2002 Denver Annual Meeting (October 27-30, 2002)

Paper No. 9
Presentation Time: 3:45 PM


BIRKHOLZER, Jens, Earth Sciences Division, Lawerence Berkeley National Lab, 1 Cyclotron Road, Berkeley, CA 94720 and HO, Clifford K., Sandia National Laboratories, PO Box 5800, Albuquerque, NM 87185, jtbirkholzer@lbl.gov

An important factor for the performance of the potential nuclear waste repository at Yucca Mountain, Nevada, is the amount of water seeping into the emplacement drifts. During the first thousand years after emplacement, a superheated rock region is predicted to form around the tunnels as a result of heat generation from the nuclear waste. In this rock region, vigorous vaporization will form a barrier that can significantly reduce the possibility of water contacting the waste packages. The performance of this barrier depends on the nature of flow in the unsaturated fractured rock. Episodic infiltration events flowing in localized preferential flow paths may penetrate far into the superheated rock to eventually reach the emplacement drifts. This differs from results obtained with spatially and temporally averaged infiltration conditions where potential penetration distances are typically underestimated.
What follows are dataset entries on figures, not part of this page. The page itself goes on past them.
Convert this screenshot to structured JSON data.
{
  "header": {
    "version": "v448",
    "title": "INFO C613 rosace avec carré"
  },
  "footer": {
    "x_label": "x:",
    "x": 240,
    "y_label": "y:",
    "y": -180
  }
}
In this paper, the probability of episodic infiltration reaching waste packages during the heating phase of the repository is studied in a systematic manner. The assumed infiltration events, while generally short in duration, are large in magnitude relative to the average infiltration. A semi-analytical solution is developed to determine the complex flow processes of such infiltration events when entering the hot rock environment. The solution scheme features a time-marching algorithm that tracks the propagation of finite masses of water flowing in vertical fractures, while an analytical solution is applied to consider mass losses resulting from vaporization caused by heat conduction from the adjacent rock. The long-term evolution of thermal-hydrological conditions in the rock is considered by simulating infiltration events at several discrete times after emplacement, covering the entire time period that repository temperatures are above boiling. Results indicate that episodic infiltration may indeed allow water to infiltrate considerable distances into the hot fractured rock. However, the heat generated from the waste packages is sufficient to reduce the probability of water entering waste emplacement drifts by a significant amount.